Kamrasi, Still Acting On His Passive Policy,
Would Not Admit Them Here, But Wished Them To Return With A
Message, To The Effect That Mtesa Had No Right To Hold Me As His
Guest Now I Had Once Gone Into Another's Hands.
We were all
three kings to do with our subjects as we liked, and for this
reason the deserters ought to be sent on here; but if I wished to
speak to the Waganda, he would call their officer.
There was no
fear, he said, about Bombay; he was on his way; but the men who
were escorting him were spinning out the time, stopping at every
place, and feasting every day. To-morrow, he added, some more
Gani people would arrive here, when we should know more about it.

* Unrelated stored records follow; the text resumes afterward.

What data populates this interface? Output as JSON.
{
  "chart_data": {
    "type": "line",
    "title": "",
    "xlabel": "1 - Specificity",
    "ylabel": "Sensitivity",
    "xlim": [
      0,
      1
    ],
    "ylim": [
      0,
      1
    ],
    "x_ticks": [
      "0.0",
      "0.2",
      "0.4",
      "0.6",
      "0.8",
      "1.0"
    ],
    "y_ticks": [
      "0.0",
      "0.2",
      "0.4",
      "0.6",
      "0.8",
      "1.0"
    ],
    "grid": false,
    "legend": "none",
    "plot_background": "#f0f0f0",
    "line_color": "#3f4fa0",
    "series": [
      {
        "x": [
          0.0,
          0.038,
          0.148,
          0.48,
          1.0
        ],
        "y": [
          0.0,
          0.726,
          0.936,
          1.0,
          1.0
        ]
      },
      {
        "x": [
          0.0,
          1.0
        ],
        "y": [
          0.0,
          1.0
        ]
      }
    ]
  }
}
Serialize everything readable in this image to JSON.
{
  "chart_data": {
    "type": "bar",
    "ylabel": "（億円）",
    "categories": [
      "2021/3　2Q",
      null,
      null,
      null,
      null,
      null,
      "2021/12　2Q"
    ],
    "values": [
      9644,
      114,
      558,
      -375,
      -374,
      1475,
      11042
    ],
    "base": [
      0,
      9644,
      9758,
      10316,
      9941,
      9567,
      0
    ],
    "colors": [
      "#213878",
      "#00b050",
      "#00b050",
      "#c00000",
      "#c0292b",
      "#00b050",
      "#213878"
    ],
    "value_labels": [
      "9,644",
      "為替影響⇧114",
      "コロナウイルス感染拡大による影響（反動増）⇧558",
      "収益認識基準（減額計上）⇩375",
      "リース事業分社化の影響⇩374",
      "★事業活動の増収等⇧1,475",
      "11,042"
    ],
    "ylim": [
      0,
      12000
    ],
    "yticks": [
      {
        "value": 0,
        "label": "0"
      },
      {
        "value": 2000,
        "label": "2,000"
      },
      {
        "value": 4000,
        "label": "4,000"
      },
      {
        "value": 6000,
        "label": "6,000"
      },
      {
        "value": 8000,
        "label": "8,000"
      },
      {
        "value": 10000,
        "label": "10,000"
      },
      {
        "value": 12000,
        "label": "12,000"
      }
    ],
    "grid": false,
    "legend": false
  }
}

I still advised Kamrasi to give the road to Mtesa provided he
gave up plundering the Wanyoro of women and cattle; but if my
counsel was listened to, I could get no acknowledgment that it
was so.
23d and 24th. - I sent to inquire what news there was of Bombay's
coming, and what measures Kamrasi had taken to call the Waganda's
chief officer and my deserters here; as also to beg he would send
us specimens of all the various tribes that visit him, in order
that me might draw them. He sent four loads of dried fish, with
a request for my book of birds again, as it contains a portrait
of king Mtesa, and proposed seeing us at the newly-constructed
Kafu palace to-morrow, when all requests would be attended to.